Numerical structural identifiability analysis #234

formersbach · 2022-09-22T09:55:02Z

formersbach
Sep 22, 2022
Collaborator

I believe identifiability analysis is a very useful tool in model development and experiment design!
Based on the work of Joubert and Stigter I have implemented the numerical part of their algorithm in a proof of concept script.
Structural identifiability is a structural property of any model. To quote Joubert et al:
"One way of characterizing structural identifiability is to say that at least 1 parameter has a confidence interval that spans the interval negative infinity to positive infinity. Any form of unidentifiability [...] calls into question the predictive power of a model and urges its user to interpret all results with caution"
The idea of their algorithm is to analyze the so called parametric output sensitivity matrix (OSM). Full rank of the OSM is a sufficient condition for structural identifiability. Rank deficiency indicates non-influence by parameters or correlation between parameters.
The rank of the OSM is calculated using singular value decomposition.
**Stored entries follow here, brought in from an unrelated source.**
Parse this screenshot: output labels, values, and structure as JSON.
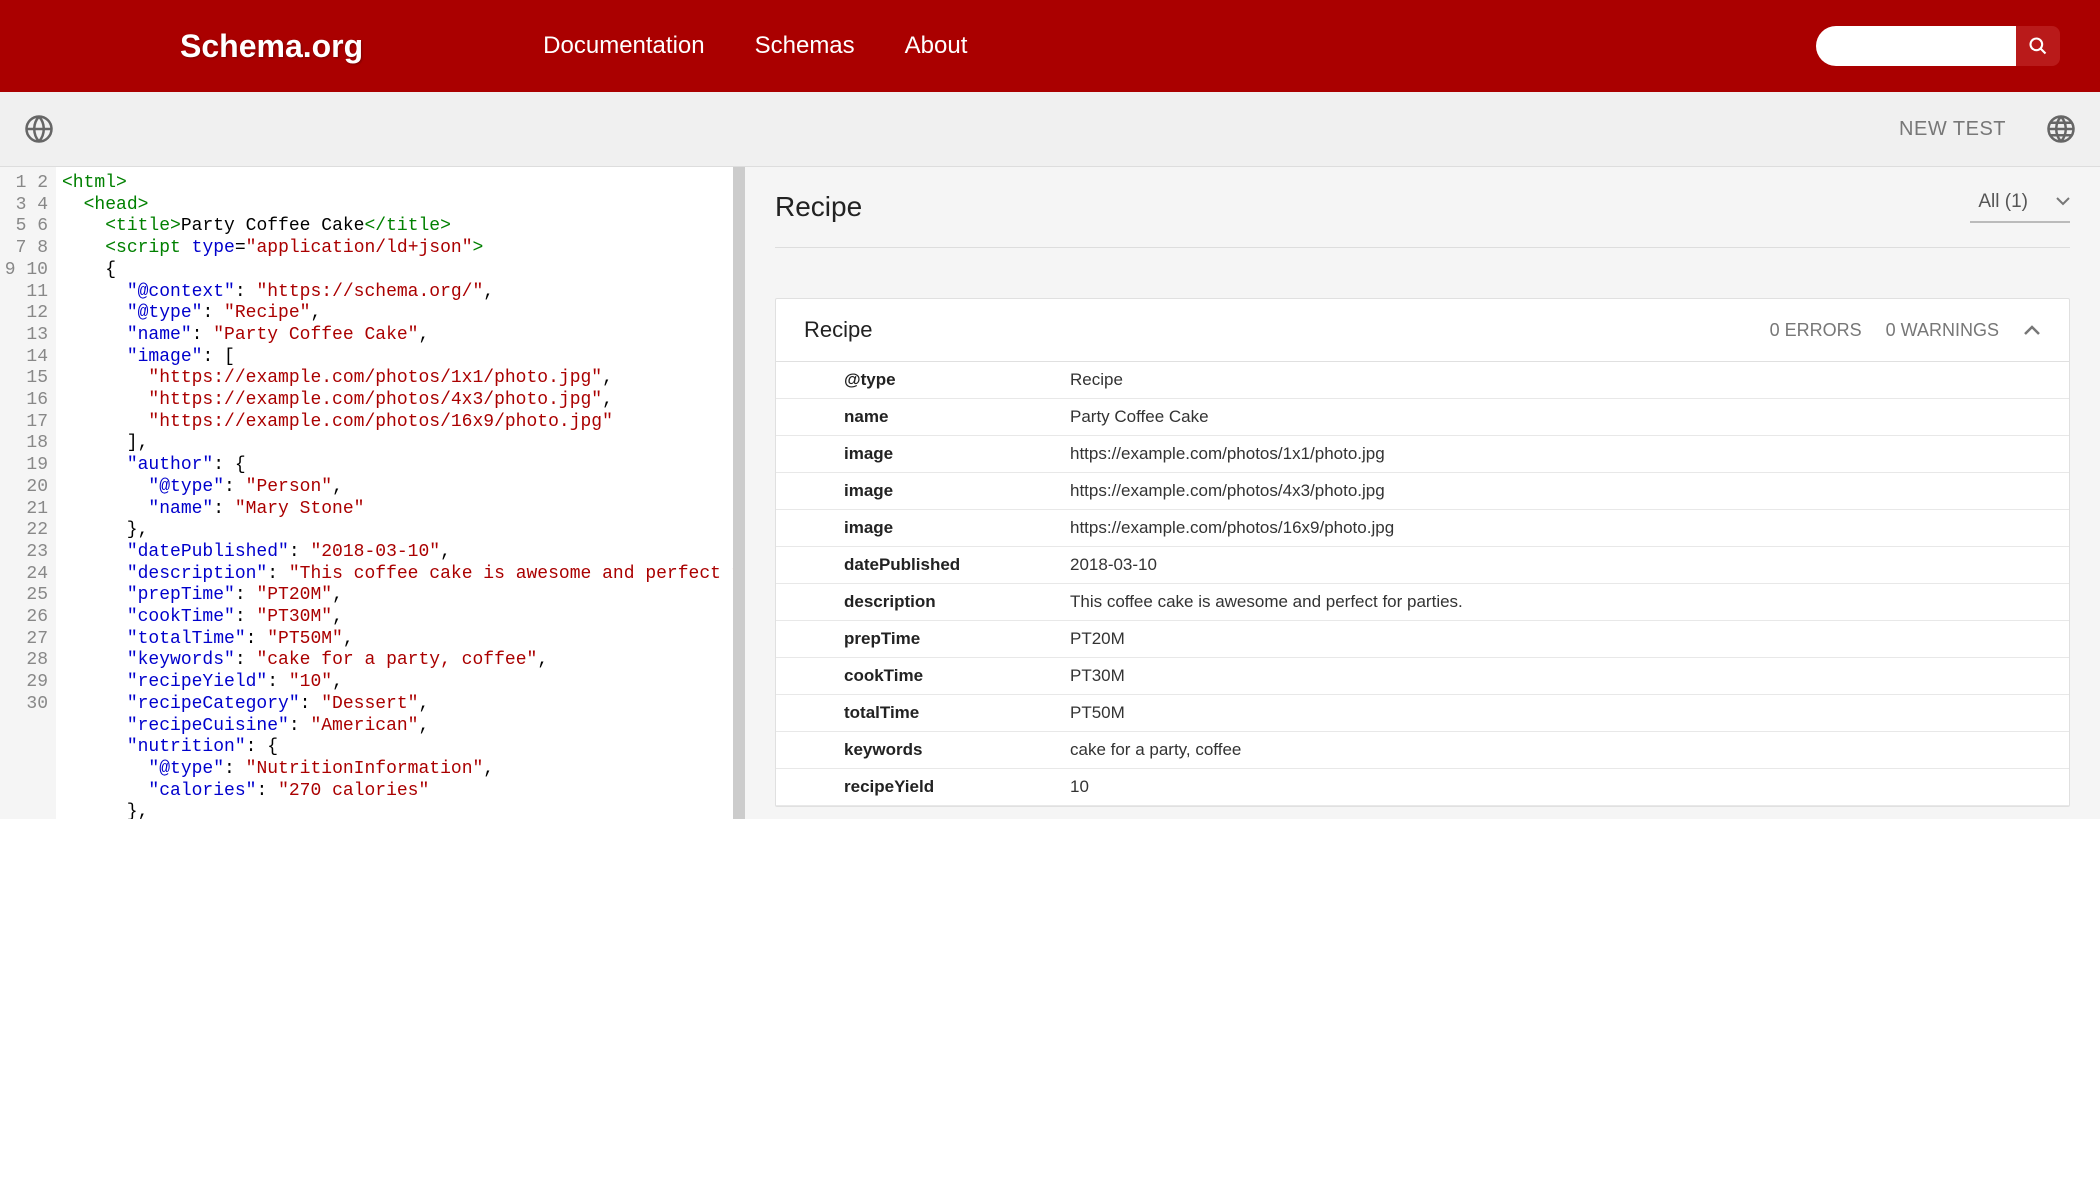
{
  "header": {
    "logo": "Schema.org",
    "nav": [
      "Documentation",
      "Schemas",
      "About"
    ]
  },
  "subbar": {
    "new_test": "NEW TEST"
  },
  "editor": {
    "line_count": 30,
    "tokens": [
      [
        [
          "<html>",
          "green"
        ]
      ],
      [
        [
          "  ",
          ""
        ],
        [
          "<head>",
          "green"
        ]
      ],
      [
        [
          "    ",
          ""
        ],
        [
          "<title>",
          "green"
        ],
        [
          "Party Coffee Cake",
          "black"
        ],
        [
          "</title>",
          "green"
        ]
      ],
      [
        [
          "    ",
          ""
        ],
        [
          "<script ",
          "green"
        ],
        [
          "type",
          "blue"
        ],
        [
          "=",
          "black"
        ],
        [
          "\"application/ld+json\"",
          "red"
        ],
        [
          ">",
          "green"
        ]
      ],
      [
        [
          "    {",
          "black"
        ]
      ],
      [
        [
          "      ",
          ""
        ],
        [
          "\"@context\"",
          "blue"
        ],
        [
          ": ",
          "black"
        ],
        [
          "\"https://schema.org/\"",
          "red"
        ],
        [
          ",",
          "black"
        ]
      ],
      [
        [
          "      ",
          ""
        ],
        [
          "\"@type\"",
          "blue"
        ],
        [
          ": ",
          "black"
        ],
        [
          "\"Recipe\"",
          "red"
        ],
        [
          ",",
          "black"
        ]
      ],
      [
        [
          "      ",
          ""
        ],
        [
          "\"name\"",
          "blue"
        ],
        [
          ": ",
          "black"
        ],
        [
          "\"Party Coffee Cake\"",
          "red"
        ],
        [
          ",",
          "black"
        ]
      ],
      [
        [
          "      ",
          ""
        ],
        [
          "\"image\"",
          "blue"
        ],
        [
          ": [",
          "black"
        ]
      ],
      [
        [
          "        ",
          ""
        ],
        [
          "\"https://example.com/photos/1x1/photo.jpg\"",
          "red"
        ],
        [
          ",",
          "black"
        ]
      ],
      [
        [
          "        ",
          ""
        ],
        [
          "\"https://example.com/photos/4x3/photo.jpg\"",
          "red"
        ],
        [
          ",",
          "black"
        ]
      ],
      [
        [
          "        ",
          ""
        ],
        [
          "\"https://example.com/photos/16x9/photo.jpg\"",
          "red"
        ]
      ],
      [
        [
          "      ],",
          "black"
        ]
      ],
      [
        [
          "      ",
          ""
        ],
        [
          "\"author\"",
          "blue"
        ],
        [
          ": {",
          "black"
        ]
      ],
      [
        [
          "        ",
          ""
        ],
        [
          "\"@type\"",
          "blue"
        ],
        [
          ": ",
          "black"
        ],
        [
          "\"Person\"",
          "red"
        ],
        [
          ",",
          "black"
        ]
      ],
      [
        [
          "        ",
          ""
        ],
        [
          "\"name\"",
          "blue"
        ],
        [
          ": ",
          "black"
        ],
        [
          "\"Mary Stone\"",
          "red"
        ]
      ],
      [
        [
          "      },",
          "black"
        ]
      ],
      [
        [
          "      ",
          ""
        ],
        [
          "\"datePublished\"",
          "blue"
        ],
        [
          ": ",
          "black"
        ],
        [
          "\"2018-03-10\"",
          "red"
        ],
        [
          ",",
          "black"
        ]
      ],
      [
        [
          "      ",
          ""
        ],
        [
          "\"description\"",
          "blue"
        ],
        [
          ": ",
          "black"
        ],
        [
          "\"This coffee cake is awesome and perfect for partie",
          "red"
        ]
      ],
      [
        [
          "      ",
          ""
        ],
        [
          "\"prepTime\"",
          "blue"
        ],
        [
          ": ",
          "black"
        ],
        [
          "\"PT20M\"",
          "red"
        ],
        [
          ",",
          "black"
        ]
      ],
      [
        [
          "      ",
          ""
        ],
        [
          "\"cookTime\"",
          "blue"
        ],
        [
          ": ",
          "black"
        ],
        [
          "\"PT30M\"",
          "red"
        ],
        [
          ",",
          "black"
        ]
      ],
      [
        [
          "      ",
          ""
        ],
        [
          "\"totalTime\"",
          "blue"
        ],
        [
          ": ",
          "black"
        ],
        [
          "\"PT50M\"",
          "red"
        ],
        [
          ",",
          "black"
        ]
      ],
      [
        [
          "      ",
          ""
        ],
        [
          "\"keywords\"",
          "blue"
        ],
        [
          ": ",
          "black"
        ],
        [
          "\"cake for a party, coffee\"",
          "red"
        ],
        [
          ",",
          "black"
        ]
      ],
      [
        [
          "      ",
          ""
        ],
        [
          "\"recipeYield\"",
          "blue"
        ],
        [
          ": ",
          "black"
        ],
        [
          "\"10\"",
          "red"
        ],
        [
          ",",
          "black"
        ]
      ],
      [
        [
          "      ",
          ""
        ],
        [
          "\"recipeCategory\"",
          "blue"
        ],
        [
          ": ",
          "black"
        ],
        [
          "\"Dessert\"",
          "red"
        ],
        [
          ",",
          "black"
        ]
      ],
      [
        [
          "      ",
          ""
        ],
        [
          "\"recipeCuisine\"",
          "blue"
        ],
        [
          ": ",
          "black"
        ],
        [
          "\"American\"",
          "red"
        ],
        [
          ",",
          "black"
        ]
      ],
      [
        [
          "      ",
          ""
        ],
        [
          "\"nutrition\"",
          "blue"
        ],
        [
          ": {",
          "black"
        ]
      ],
      [
        [
          "        ",
          ""
        ],
        [
          "\"@type\"",
          "blue"
        ],
        [
          ": ",
          "black"
        ],
        [
          "\"NutritionInformation\"",
          "red"
        ],
        [
          ",",
          "black"
        ]
      ],
      [
        [
          "        ",
          ""
        ],
        [
          "\"calories\"",
          "blue"
        ],
        [
          ": ",
          "black"
        ],
        [
          "\"270 calories\"",
          "red"
        ]
      ],
      [
        [
          "      },",
          "black"
        ]
      ]
    ]
  },
  "results": {
    "title": "Recipe",
    "filter": "All (1)",
    "card": {
      "title": "Recipe",
      "errors": "0 ERRORS",
      "warnings": "0 WARNINGS",
      "rows": [
        {
          "k": "@type",
          "v": "Recipe"
        },
        {
          "k": "name",
          "v": "Party Coffee Cake"
        },
        {
          "k": "image",
          "v": "https://example.com/photos/1x1/photo.jpg"
        },
        {
          "k": "image",
          "v": "https://example.com/photos/4x3/photo.jpg"
        },
        {
          "k": "image",
          "v": "https://example.com/photos/16x9/photo.jpg"
        },
        {
          "k": "datePublished",
          "v": "2018-03-10"
        },
        {
          "k": "description",
          "v": "This coffee cake is awesome and perfect for parties."
        },
        {
          "k": "prepTime",
          "v": "PT20M"
        },
        {
          "k": "cookTime",
          "v": "PT30M"
        },
        {
          "k": "totalTime",
          "v": "PT50M"
        },
        {
          "k": "keywords",
          "v": "cake for a party, coffee"
        },
        {
          "k": "recipeYield",
          "v": "10"
        }
      ]
    }
  }
}
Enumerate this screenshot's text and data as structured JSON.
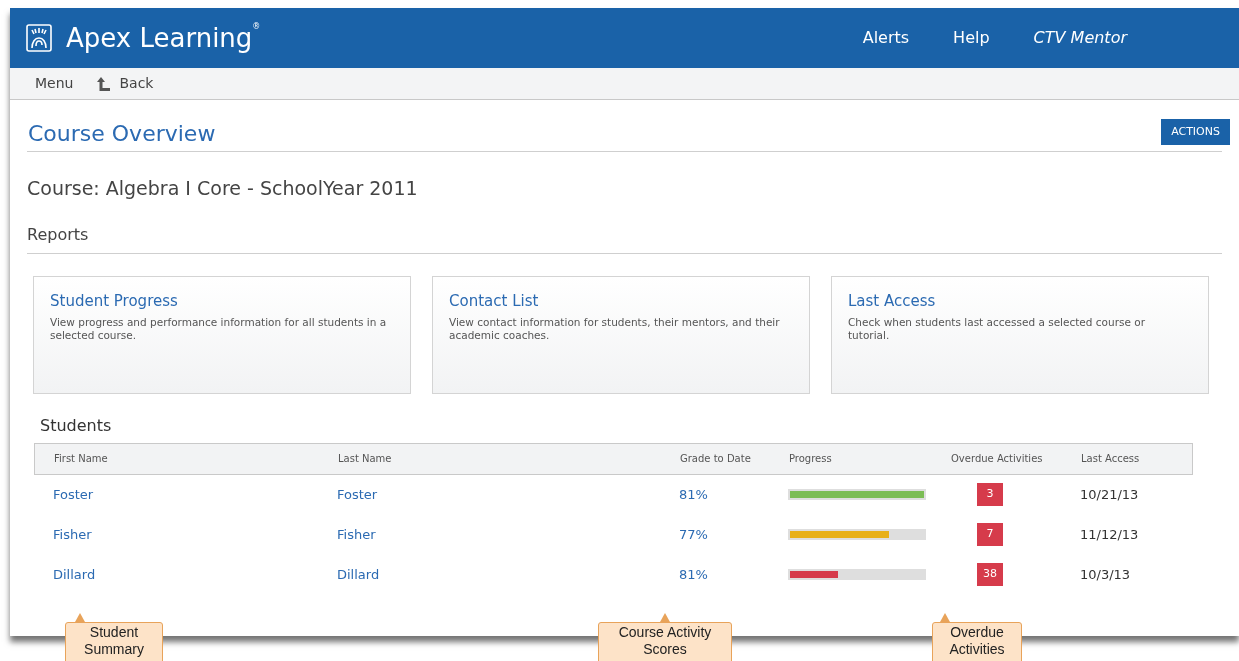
{
  "header": {
    "brand": "Apex Learning",
    "brand_mark": "®",
    "links": [
      "Alerts",
      "Help"
    ],
    "user": "CTV Mentor"
  },
  "subnav": {
    "menu": "Menu",
    "back": "Back"
  },
  "page": {
    "title": "Course Overview",
    "actions": "ACTIONS",
    "course": "Course: Algebra I Core - SchoolYear 2011",
    "section": "Reports"
  },
  "reports": [
    {
      "title": "Student Progress",
      "description": "View progress and performance information for all students in a selected course."
    },
    {
      "title": "Contact List",
      "description": "View contact information for students, their mentors, and their academic coaches."
    },
    {
      "title": "Last Access",
      "description": "Check when students last accessed a selected course or tutorial."
    }
  ],
  "students": {
    "title": "Students",
    "columns": [
      "First Name",
      "Last Name",
      "Grade to Date",
      "Progress",
      "Overdue Activities",
      "Last Access"
    ],
    "rows": [
      {
        "first": "Foster",
        "last": "Foster",
        "grade": "81%",
        "progress": {
          "level": 1.0,
          "color": "#7cbd55"
        },
        "overdue": "3",
        "last_access": "10/21/13"
      },
      {
        "first": "Fisher",
        "last": "Fisher",
        "grade": "77%",
        "progress": {
          "level": 0.74,
          "color": "#e8b018"
        },
        "overdue": "7",
        "last_access": "11/12/13"
      },
      {
        "first": "Dillard",
        "last": "Dillard",
        "grade": "81%",
        "progress": {
          "level": 0.36,
          "color": "#d63b4b"
        },
        "overdue": "38",
        "last_access": "10/3/13"
      }
    ]
  },
  "callouts": [
    "Student Summary",
    "Course Activity Scores",
    "Overdue Activities"
  ]
}
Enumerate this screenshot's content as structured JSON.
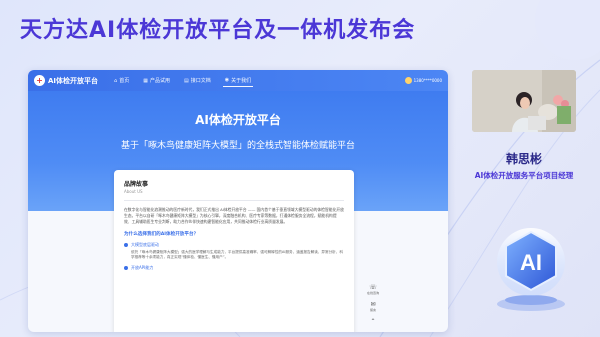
{
  "event": {
    "title": "天方达AI体检开放平台及一体机发布会"
  },
  "site": {
    "brand": "AI体检开放平台",
    "nav": [
      {
        "icon": "⌂",
        "label": "首页"
      },
      {
        "icon": "▦",
        "label": "产品试用"
      },
      {
        "icon": "▤",
        "label": "接口文档"
      },
      {
        "icon": "◉",
        "label": "关于我们"
      }
    ],
    "user_label": "1380****0000",
    "hero": {
      "title": "AI体检开放平台",
      "subtitle": "基于「啄木鸟健康矩阵大模型」的全栈式智能体检赋能平台"
    },
    "card": {
      "title": "品牌故事",
      "title_en": "About US",
      "paragraph": "在数字化与智能化浪潮推动的医疗新时代，我们正式推出 AI体检开放平台 —— 国内首个基于垂直领域大模型驱动的体检智能化开放生态。平台以自研「啄木鸟健康矩阵大模型」为核心引擎，深度融合机构、医疗专家等数据，打通体检服务全流程，赋能机构提效、工具辅助医生专业判断，助力合作伙伴快速构建智能化应用，共同推动体检行业高质量发展。",
      "question": "为什么选择我们的AI体检开放平台？",
      "features": [
        {
          "title": "大模型底层驱动",
          "desc": "依托「啄木鸟健康矩阵大模型」强大的医学理解与生成能力，平台提供高准确率、强可解释性的AI服务，涵盖报告解读、异常分析、科学推荐等十余项能力，真正实现“懂体检、懂医生、懂用户”。"
        },
        {
          "title": "开放API能力",
          "desc": ""
        }
      ]
    },
    "tools": [
      {
        "icon": "☏",
        "label": "在线咨询"
      },
      {
        "icon": "✉",
        "label": "留言"
      },
      {
        "icon": "⌃",
        "label": ""
      }
    ]
  },
  "speaker": {
    "name": "韩思彬",
    "role": "AI体检开放服务平台项目经理"
  },
  "badge": {
    "text": "AI"
  }
}
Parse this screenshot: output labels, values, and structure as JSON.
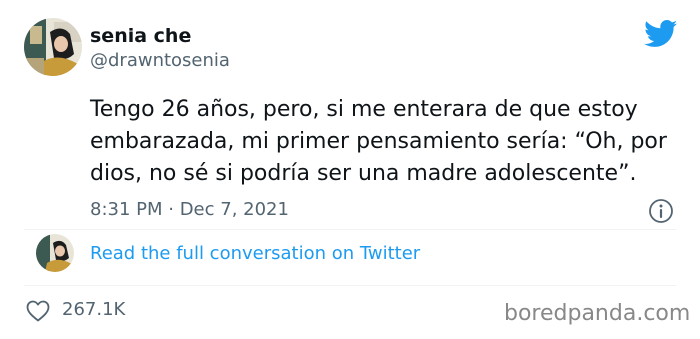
{
  "user": {
    "name": "senia che",
    "handle": "@drawntosenia"
  },
  "tweet": {
    "lines": [
      "Tengo 26 años, pero, si me enterara de que estoy",
      "embarazada, mi primer pensamiento sería: “Oh, por",
      "dios, no sé si podría ser una madre adolescente”."
    ],
    "timestamp": "8:31 PM · Dec 7, 2021"
  },
  "conversation_link": "Read the full conversation on Twitter",
  "likes": "267.1K",
  "watermark": "boredpanda.com",
  "colors": {
    "twitter_blue": "#1d9bf0",
    "secondary_text": "#536471",
    "primary_text": "#0f1419"
  },
  "icons": [
    "twitter-bird-icon",
    "info-icon",
    "heart-icon"
  ]
}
Since all calculations are numerical and non-exhaustive there is a non-zero possibility of false negatives (identifiable parameter is deemed unidentifiable).

In principle no user input is required. A user defined observable matrix can be supplied however.

The script is ~ 100 lines long and requires the sympy package for symbolic calculations.

The only information required is a Text2Model object.
Where in Pasmopy/Biomass do you think this should go? Should I just provide you the proof of concept script?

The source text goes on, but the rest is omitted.